Nach desaströsen Ergebnissen bei der Bundestagswahl herrscht Einvernehmen: Nun fordert auch die SPD mehr Konsequenz bei den Abschiebungen. Vorschläge von Unionspolitikern gehen noch weiter. In der Praxis stößt dieses Ansinnen auf Probleme.
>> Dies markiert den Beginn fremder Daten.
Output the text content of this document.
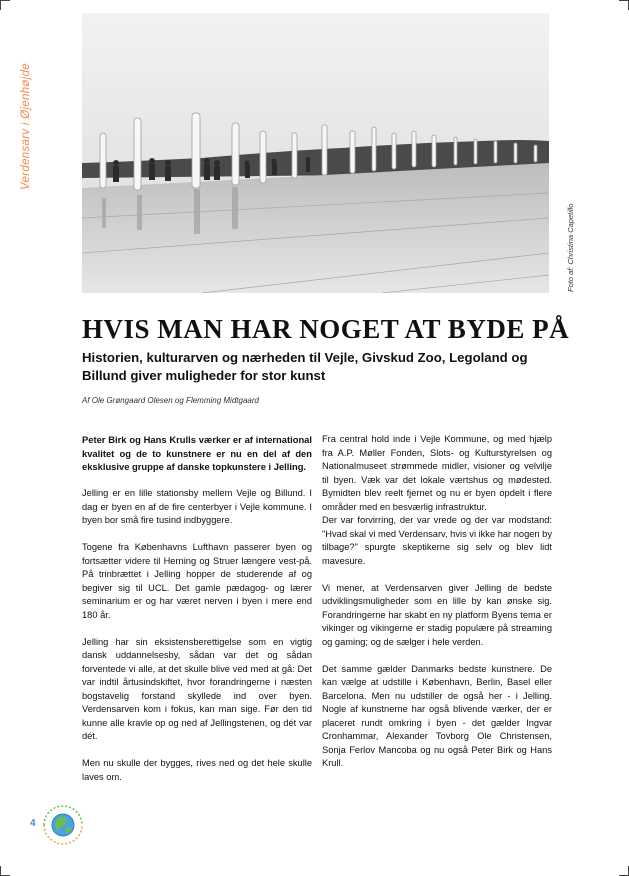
Verdensarv i Øjenhøjde
Foto af: Christina Capetillo
HVIS MAN HAR NOGET AT BYDE PÅ
Historien, kulturarven og nærheden til Vejle, Givskud Zoo, Legoland og Billund giver muligheder for stor kunst
Af Ole Grøngaard Olesen og Flemming Midtgaard

Peter Birk og Hans Krulls værker er af international kvalitet og de to kunstnere er nu en del af den eksklusive gruppe af danske topkunstere i Jelling.

Jelling er en lille stationsby mellem Vejle og Billund. I dag er byen en af de fire centerbyer i Vejle kommune. I byen bor små fire tusind indbyggere.

Togene fra Københavns Lufthavn passerer byen og fortsætter videre til Herning og Struer længere vest-på. På trinbrættet i Jelling hopper de studerende af og begiver sig til UCL. Det gamle pædagog- og lærer seminarium er og har været nerven i byen i mere end 180 år.

Jelling har sin eksistensberettigelse som en vigtig dansk uddannelsesby, sådan var det og sådan forventede vi alle, at det skulle blive ved med at gå: Det var indtil årtusindskiftet, hvor forandringerne i næsten bogstavelig forstand skyllede ind over byen. Verdensarven kom i fokus, kan man sige. Før den tid kunne alle kravle op og ned af Jellingstenen, og dét var dét.

Men nu skulle der bygges, rives ned og det hele skulle laves om.

Fra central hold inde i Vejle Kommune, og med hjælp fra A.P. Møller Fonden, Slots- og Kulturstyrelsen og Nationalmuseet strømmede midler, visioner og velvilje til byen. Væk var det lokale værtshus og mødested. Bymidten blev reelt fjernet og nu er byen opdelt i flere områder med en besværlig infrastruktur.

Der var forvirring, der var vrede og der var modstand: "Hvad skal vi med Verdensarv, hvis vi ikke har nogen by tilbage?" spurgte skeptikerne sig selv og blev lidt mavesure.

Vi mener, at Verdensarven giver Jelling de bedste udviklingsmuligheder som en lille by kan ønske sig. Forandringerne har skabt en ny platform Byens tema er vikinger og vikingerne er stadig populære på streaming og gaming; og de sælger i hele verden.

Det samme gælder Danmarks bedste kunstnere. De kan vælge at udstille i København, Berlin, Basel eller Barcelona. Men nu udstiller de også her - i Jelling. Nogle af kunstnerne har også blivende værker, der er placeret rundt omkring i byen - det gælder Ingvar Cronhammar, Alexander Tovborg Ole Christensen, Sonja Ferlov Mancoba og nu også Peter Birk og Hans Krull.

4
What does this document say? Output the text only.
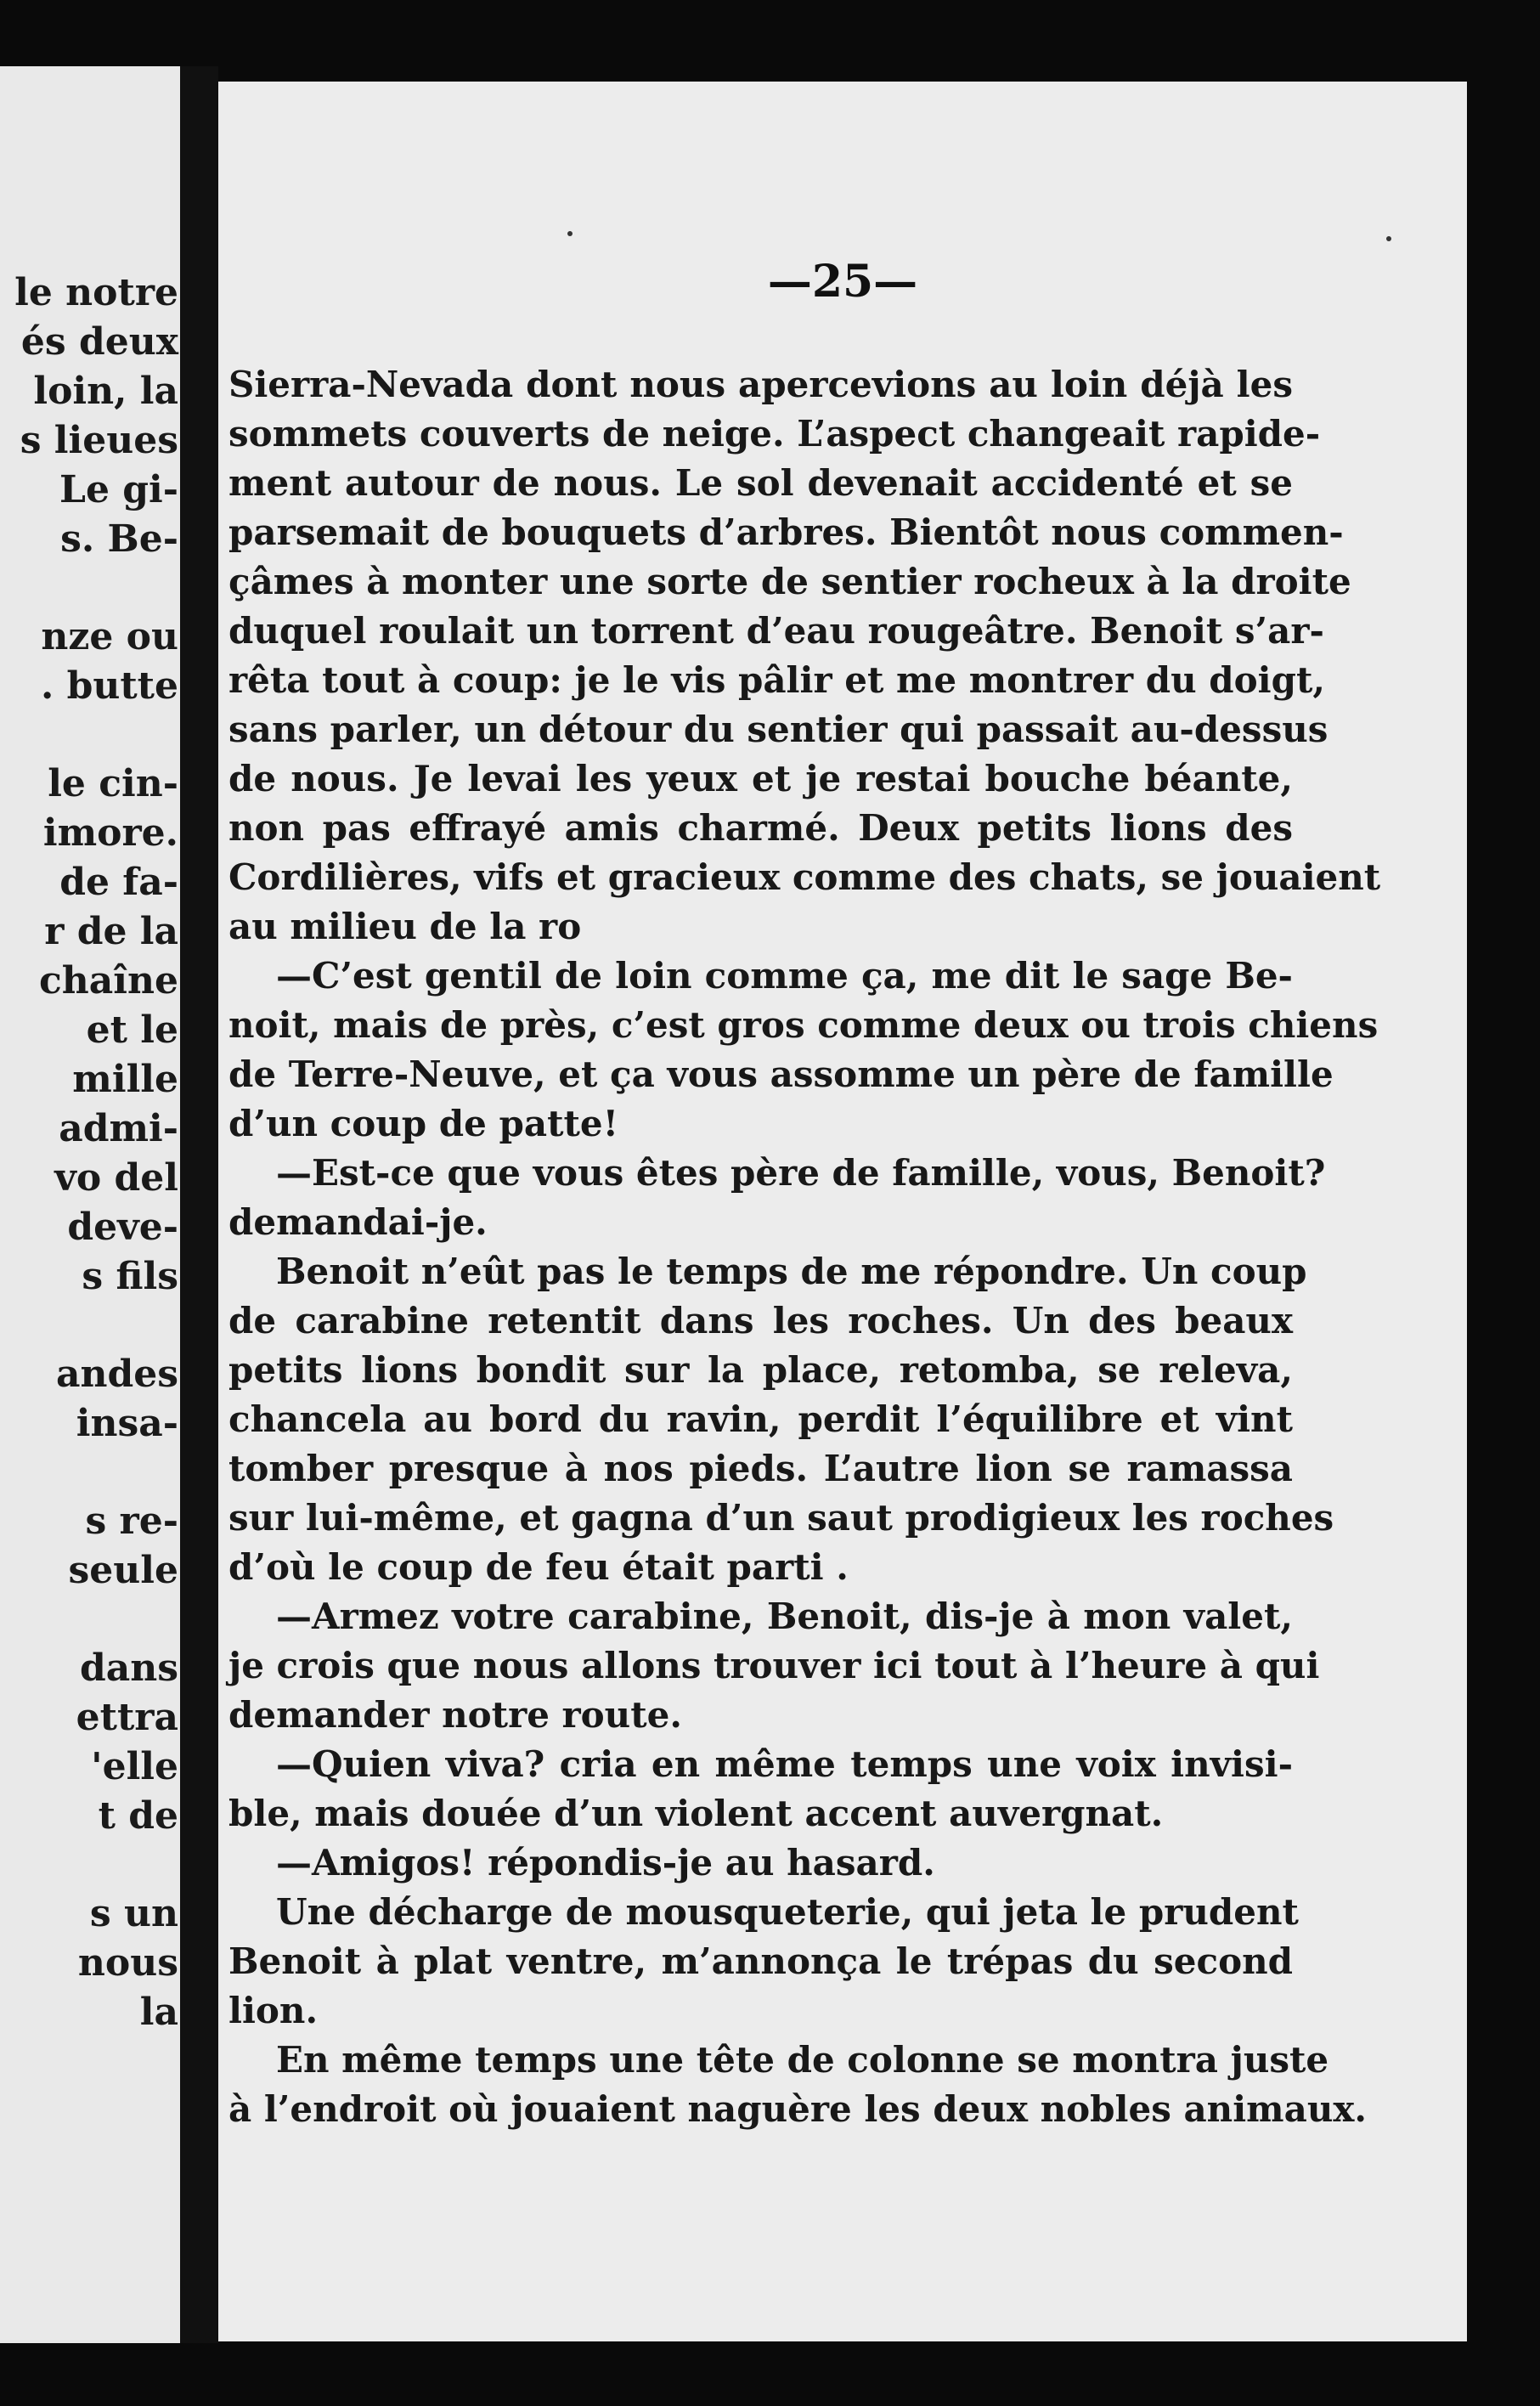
le notre
és deux
loin, la
s lieues
Le gi-
s. Be-
nze ou
. butte
le cin-
imore.
de fa-
r de la
chaîne
et le
mille
admi-
vo del
deve-
s fils
andes
insa-
s re-
seule
dans
ettra
'elle
t de
s un
nous
la
—25—
Sierra-Nevada dont nous apercevions au loin déjà les
sommets couverts de neige. L’aspect changeait rapide-
ment autour de nous. Le sol devenait accidenté et se
parsemait de bouquets d’arbres. Bientôt nous commen-
çâmes à monter une sorte de sentier rocheux à la droite
duquel roulait un torrent d’eau rougeâtre. Benoit s’ar-
rêta tout à coup: je le vis pâlir et me montrer du doigt,
sans parler, un détour du sentier qui passait au-dessus
de nous. Je levai les yeux et je restai bouche béante,
non pas effrayé amis charmé. Deux petits lions des
Cordilières, vifs et gracieux comme des chats, se jouaient
au milieu de la ro
—C’est gentil de loin comme ça, me dit le sage Be-
noit, mais de près, c’est gros comme deux ou trois chiens
de Terre-Neuve, et ça vous assomme un père de famille
d’un coup de patte!
—Est-ce que vous êtes père de famille, vous, Benoit?
demandai-je.
Benoit n’eût pas le temps de me répondre. Un coup
de carabine retentit dans les roches. Un des beaux
petits lions bondit sur la place, retomba, se releva,
chancela au bord du ravin, perdit l’équilibre et vint
tomber presque à nos pieds. L’autre lion se ramassa
sur lui-même, et gagna d’un saut prodigieux les roches
d’où le coup de feu était parti .
—Armez votre carabine, Benoit, dis-je à mon valet,
je crois que nous allons trouver ici tout à l’heure à qui
demander notre route.
—Quien viva? cria en même temps une voix invisi-
ble, mais douée d’un violent accent auvergnat.
—Amigos! répondis-je au hasard.
Une décharge de mousqueterie, qui jeta le prudent
Benoit à plat ventre, m’annonça le trépas du second
lion.
En même temps une tête de colonne se montra juste
à l’endroit où jouaient naguère les deux nobles animaux.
Politik: Matthias Schiermeyer (ms)

Stuttgart - „Wir haben verstanden“, signalisiert die SPD nach dem Desaster bei der Bundestagswahl und hat dabei vor allem die Flüchtlingspolitik im Blick. Künftig will sie die Sorgen der Menschen vor Überfremdung stärker aufnehmen, auch wenn dies noch nicht so drastisch formuliert wird. Diese Vorsicht hat die CDU längst abgelegt. Ihr machen gerade die extrem hohen Verluste in Ostdeutschland zu schaffen: Bis zu 25 Prozent der Wählerstimmen hat sie in Sachsen an die AfD abgeben müssen, was am Mittwoch in der Rücktrittsankündigung von Ministerpräsident Stanislaw Tillich gipfelte. Am leichtesten scheint eine neue Konsequenz bei der Abschiebung ausreisepflichtiger Asylbewerber vermittelbar zu sein, denn da ist am ehesten ein Konsens in der Bevölkerung in Sicht. Plötzlich sind sich die Volksparteien einig, dass Straftäter sobald wie möglich das Land verlassen sollen.

 

Die Verantwortung dem Bund zugeschoben

Die Asyl- und Flüchtlingspolitik steht auch bei der Jahrestagung der Ministerpräsidenten an diesem Donnerstag und Freitag in Saarbrücken auf der Agenda. Die SPD schiebt den schwarzen Peter erst einmal der Bundesregierung zu, die nicht hart genug durchgreife. Mecklenburg-Vorpommerns Ministerpräsidentin Manuela Schwesig (SPD) sagte der „Bild“-Zeitung: „Bund und Länder müssen noch besser zusammenarbeiten. Ziel muss sein, gerade diese Abschiebungen (von Kriminellen) zu beschleunigen.“ Niedersachsens Innenminister Boris Pistorius (SPD) ermahnte Bundesinnenminister Thomas de Maizière (CDU): „Bei Asylbegehrenden, die Straftaten begangen haben, ist der Bund gefragt: Das Bundesamt für Migration und Flüchtlinge muss in solchen Fällen unverzüglich prüfen, ob die gesetzlichen Voraussetzungen vorliegen, wonach der Schutzanspruch verwirkt wird. Dies muss sehr konsequent und zügig erfolgen, damit die Betroffenen Deutschland schnellstmöglich wieder verlassen.“ Und Hamburgs Erster Bürgermeister Olaf Scholz (SPD) forderte, alle Möglichkeiten zur Abschiebung zu nutzen. „Nachsicht ist da nicht angebracht.“ Solch harte Töne waren vor der Bundestagswahl von Sozialdemokraten jedenfalls nicht zu hören.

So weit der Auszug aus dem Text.